The company illustrated its path to decarbonisation, outlining the identification, estimation, and reduction of Scope 3 Green House Gas emissions arising from its own assets and operations.


Saipem participated in The Economist’s Sustainability Week, an event organised by The Economist, with the presentation of 2 case studies. It marks the publication’s sixth annual event dedicated to the topic of sustainability that took place virtually from the 22nd to the 25th of March.

As part of the event, which provides insights and solutions to help businesses on their path to greater sustainability, Saipem’s presentation was dedicated to illustrating the company's strategy for achieving decarbonisation of its assets and operations or those generated mainly from procurement and project phases related to construction, fabrication and installation.

Chiara Petrella, Group Environmental Manager, and Claudia Attanasio, Onshore E&C Division Environmental & Social Manager, underlined how Saipem can contribute to attaining decarbonisation by identifying, estimating and reducing Scope 3 GHG emissions, i.e., indirect emissions connected with operations throughout its value chain.

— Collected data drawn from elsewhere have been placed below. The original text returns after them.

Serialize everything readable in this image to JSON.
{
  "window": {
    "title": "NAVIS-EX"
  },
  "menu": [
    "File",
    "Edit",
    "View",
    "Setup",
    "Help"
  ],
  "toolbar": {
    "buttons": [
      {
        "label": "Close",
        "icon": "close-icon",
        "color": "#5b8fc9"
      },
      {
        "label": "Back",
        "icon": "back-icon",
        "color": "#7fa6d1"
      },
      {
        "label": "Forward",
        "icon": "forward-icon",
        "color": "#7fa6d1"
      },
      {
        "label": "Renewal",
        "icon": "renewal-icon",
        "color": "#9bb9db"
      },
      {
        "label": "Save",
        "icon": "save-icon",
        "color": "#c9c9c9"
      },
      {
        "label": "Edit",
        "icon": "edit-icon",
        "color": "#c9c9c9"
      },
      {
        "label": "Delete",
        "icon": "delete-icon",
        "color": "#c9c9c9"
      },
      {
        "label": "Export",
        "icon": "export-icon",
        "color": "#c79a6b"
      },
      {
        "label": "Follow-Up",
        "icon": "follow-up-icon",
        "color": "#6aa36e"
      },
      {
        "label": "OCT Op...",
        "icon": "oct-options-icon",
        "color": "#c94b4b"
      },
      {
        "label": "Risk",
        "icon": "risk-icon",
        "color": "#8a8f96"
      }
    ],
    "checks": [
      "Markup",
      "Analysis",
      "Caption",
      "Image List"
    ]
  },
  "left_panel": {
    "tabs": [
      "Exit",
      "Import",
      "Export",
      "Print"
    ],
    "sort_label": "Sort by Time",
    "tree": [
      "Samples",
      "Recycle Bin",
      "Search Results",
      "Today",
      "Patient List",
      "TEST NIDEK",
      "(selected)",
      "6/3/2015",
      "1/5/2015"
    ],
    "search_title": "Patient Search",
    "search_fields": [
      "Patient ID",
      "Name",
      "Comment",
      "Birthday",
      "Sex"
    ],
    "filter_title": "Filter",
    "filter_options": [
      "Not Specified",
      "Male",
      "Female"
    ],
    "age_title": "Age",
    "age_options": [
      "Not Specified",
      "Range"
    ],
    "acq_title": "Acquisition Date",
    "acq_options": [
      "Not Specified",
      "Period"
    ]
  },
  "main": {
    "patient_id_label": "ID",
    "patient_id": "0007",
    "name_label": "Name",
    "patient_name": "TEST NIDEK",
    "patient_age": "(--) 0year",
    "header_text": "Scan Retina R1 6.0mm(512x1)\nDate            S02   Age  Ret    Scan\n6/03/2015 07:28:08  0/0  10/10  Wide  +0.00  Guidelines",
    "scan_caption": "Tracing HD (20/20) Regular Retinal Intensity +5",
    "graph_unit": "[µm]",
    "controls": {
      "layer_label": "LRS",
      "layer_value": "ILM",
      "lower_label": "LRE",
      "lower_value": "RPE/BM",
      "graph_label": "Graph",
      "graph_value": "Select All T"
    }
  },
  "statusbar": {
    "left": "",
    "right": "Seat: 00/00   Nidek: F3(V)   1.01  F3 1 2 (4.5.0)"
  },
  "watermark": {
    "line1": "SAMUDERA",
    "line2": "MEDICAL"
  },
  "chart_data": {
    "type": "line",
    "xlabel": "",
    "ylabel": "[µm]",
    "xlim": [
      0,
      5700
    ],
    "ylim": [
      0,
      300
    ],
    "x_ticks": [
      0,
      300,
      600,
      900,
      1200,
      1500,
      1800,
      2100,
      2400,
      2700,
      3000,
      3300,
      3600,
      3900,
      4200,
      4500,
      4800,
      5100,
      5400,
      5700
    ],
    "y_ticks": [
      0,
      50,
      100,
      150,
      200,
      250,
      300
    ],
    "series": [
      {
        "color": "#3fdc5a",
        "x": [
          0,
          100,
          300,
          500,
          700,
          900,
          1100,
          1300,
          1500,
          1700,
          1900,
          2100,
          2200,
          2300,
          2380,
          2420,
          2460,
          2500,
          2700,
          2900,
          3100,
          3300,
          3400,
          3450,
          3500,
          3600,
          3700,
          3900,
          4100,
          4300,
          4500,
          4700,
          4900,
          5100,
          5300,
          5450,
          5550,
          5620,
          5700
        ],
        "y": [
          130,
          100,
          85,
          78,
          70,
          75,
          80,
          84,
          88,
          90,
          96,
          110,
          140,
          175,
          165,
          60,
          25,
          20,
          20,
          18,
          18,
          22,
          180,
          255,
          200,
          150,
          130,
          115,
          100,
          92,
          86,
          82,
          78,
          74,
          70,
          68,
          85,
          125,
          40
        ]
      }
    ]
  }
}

Saipem is committed to the energy transition currently underway and supports its customers in identifying the best approaches and low-carbon technological solutions as well as defining the path to decarbonisation, identifying risks and opportunities related to the climate as well as leveraging its distinctive skills, competences, and highly technological assets.

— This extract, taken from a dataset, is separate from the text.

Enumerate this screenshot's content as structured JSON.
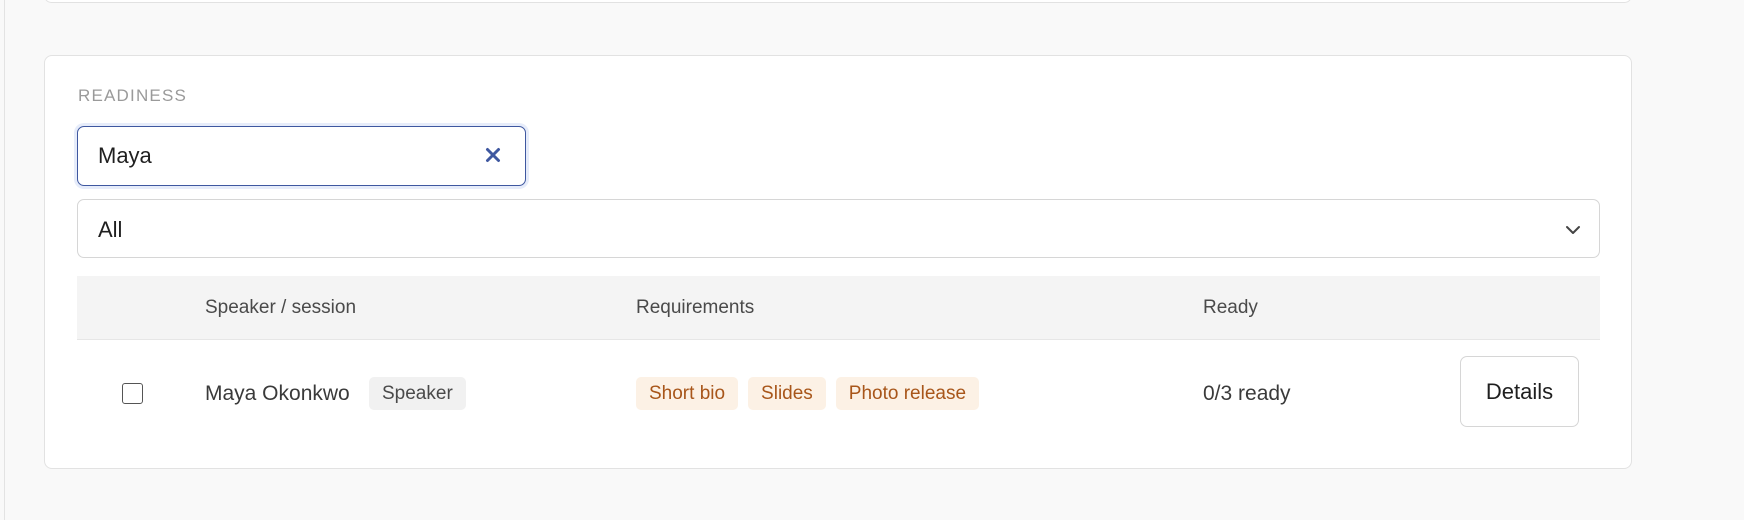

In particular, 2 tools were explored in two different case studies: the general methodology for estimating the Saipem Group’s air emissions and the GHG supplier model tool.

In the first case study, Saipem described its general methodology for estimating (Scope 1, Scope 2 and Scope 3) greenhouse gas emissions, outlining the reasons that make it reliable, robust and traceable. With regard to Scope 3 emissions, in particular, the methodology is a first step for identifying macro-areas of intervention on which to adopt effective reduction measures.

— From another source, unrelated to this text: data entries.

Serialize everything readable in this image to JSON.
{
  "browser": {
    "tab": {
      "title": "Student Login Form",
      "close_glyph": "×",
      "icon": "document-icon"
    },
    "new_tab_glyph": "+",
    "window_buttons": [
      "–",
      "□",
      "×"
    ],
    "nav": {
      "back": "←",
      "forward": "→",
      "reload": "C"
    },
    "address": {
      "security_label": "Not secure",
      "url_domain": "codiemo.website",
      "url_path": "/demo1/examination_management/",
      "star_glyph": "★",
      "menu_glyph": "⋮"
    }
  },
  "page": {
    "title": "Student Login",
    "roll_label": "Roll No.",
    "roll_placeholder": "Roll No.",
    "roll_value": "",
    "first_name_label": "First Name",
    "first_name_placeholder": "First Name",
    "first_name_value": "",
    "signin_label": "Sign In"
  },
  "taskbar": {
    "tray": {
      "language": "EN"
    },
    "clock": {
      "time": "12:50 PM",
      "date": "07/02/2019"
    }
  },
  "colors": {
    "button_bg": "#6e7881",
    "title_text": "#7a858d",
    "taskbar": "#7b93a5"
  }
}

The average results of the application of the methodology were presented with a focus on Scope 3 emissions. The analysis revealed that the largest share of these emissions is attributable to activities related to the supply chain. 

This evidence led to the development of a specific tool that is described in the second case study which allows the estimation of greenhouse gas emissions along the entire supply chain from raw materials up to delivery at the final destination. 

The tool can be used in the design phase of a project to estimate the variation of scope 3 emissions from the supply chain on the basis of design choices, or in the purchasing phase of a product to compare two or more suppliers on the basis of their emissions.

The model is currently being tested to verify its functionality and suitability for use in our supplier management processes. An immediate future step will be to integrate all of the procedures of the Saipem Group.

The presentation ended with an overview of ongoing activities also for the reduction of Scope 3 emissions deriving from transport.